Permanent repeal of the flawed Medicare payment formula known as the sustainable growth rate just got a lot more expensive.
According to the Congressional Budget Office, which released its new Budget and Economic Outlook report on Tuesday morning, a 10-year repeal of the growth-rate formula that froze doctors' rates at current levels would cost $316 billion, compared with $290 billion when CBO last calculated the rate in November. The difference may make permanent repeal of the formula--always a long shot--even less palatable to lawmakers.
But even with the doc fix on hold, the report projects that spending on health care programs will explode in the coming decade. Assuming that doctors get the pay cut that Congress typically erases, Medicare gross spending is still expected to grow by 90 percent by 2022. The report cites the program's growth, as more Baby Boomers retire.
Medicaid spending is also due to grow--more than doubling in the same period. That program's growth is the result of the 2010 health care reform law, which will expand program eligibility beginning in 2014. Those numbers actually look slightly better than they did in last year's report given the recent lull in health care inflation, but only slightly.

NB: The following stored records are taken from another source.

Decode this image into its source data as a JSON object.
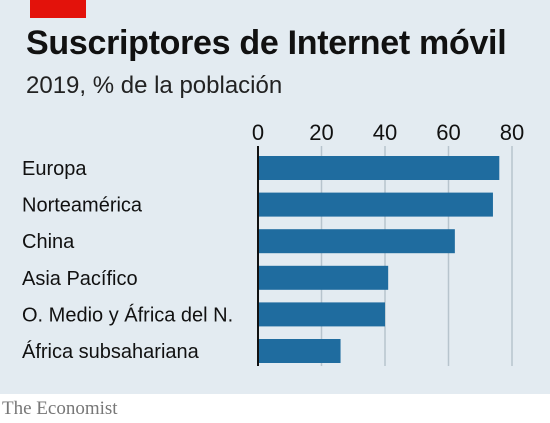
{
  "title": "Suscriptores de Internet móvil",
  "subtitle": "2019, % de la población",
  "source": "The Economist",
  "colors": {
    "background": "#e3ebf1",
    "bar": "#1f6c9f",
    "brand_tag": "#e3120b",
    "grid": "#b7c4cd",
    "text": "#111111"
  },
  "chart_data": {
    "type": "bar",
    "orientation": "horizontal",
    "title": "Suscriptores de Internet móvil",
    "subtitle": "2019, % de la población",
    "categories": [
      "Europa",
      "Norteamérica",
      "China",
      "Asia Pacífico",
      "O. Medio y África del N.",
      "África subsahariana"
    ],
    "values": [
      76,
      74,
      62,
      41,
      40,
      26
    ],
    "xlim": [
      0,
      80
    ],
    "xticks": [
      0,
      20,
      40,
      60,
      80
    ],
    "xtick_labels": [
      "0",
      "20",
      "40",
      "60",
      "80"
    ],
    "axis_position": "top",
    "grid": true,
    "legend": "none"
  }
}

To put the $26 billion doc fix increase into perspective, lawmakers are struggling to find just $21 billion to cover the cost of a one-year freeze in conference-committee negotiations. Medicare doctors will get a 27 percent pay cut if the lawmakers don't reach an agreement before March 1.
The cost of a permanent fix has gotten bigger nearly every year, as the gap between doctors' current pay rates and the rates dictated by the SGR pay formula widen.
There is one silver lining for doctors' lobbying groups hoping for a permanent fix. CBO estimates that reducing the number of troops abroad to 45,000 by 2015, often floated as a potential way to cover the cost of a permanent fix, could save $838 billion. That is well over the cost of a permanent "doc fix." However, House Republicans almost uniformly oppose using defense funds for a Medicare program.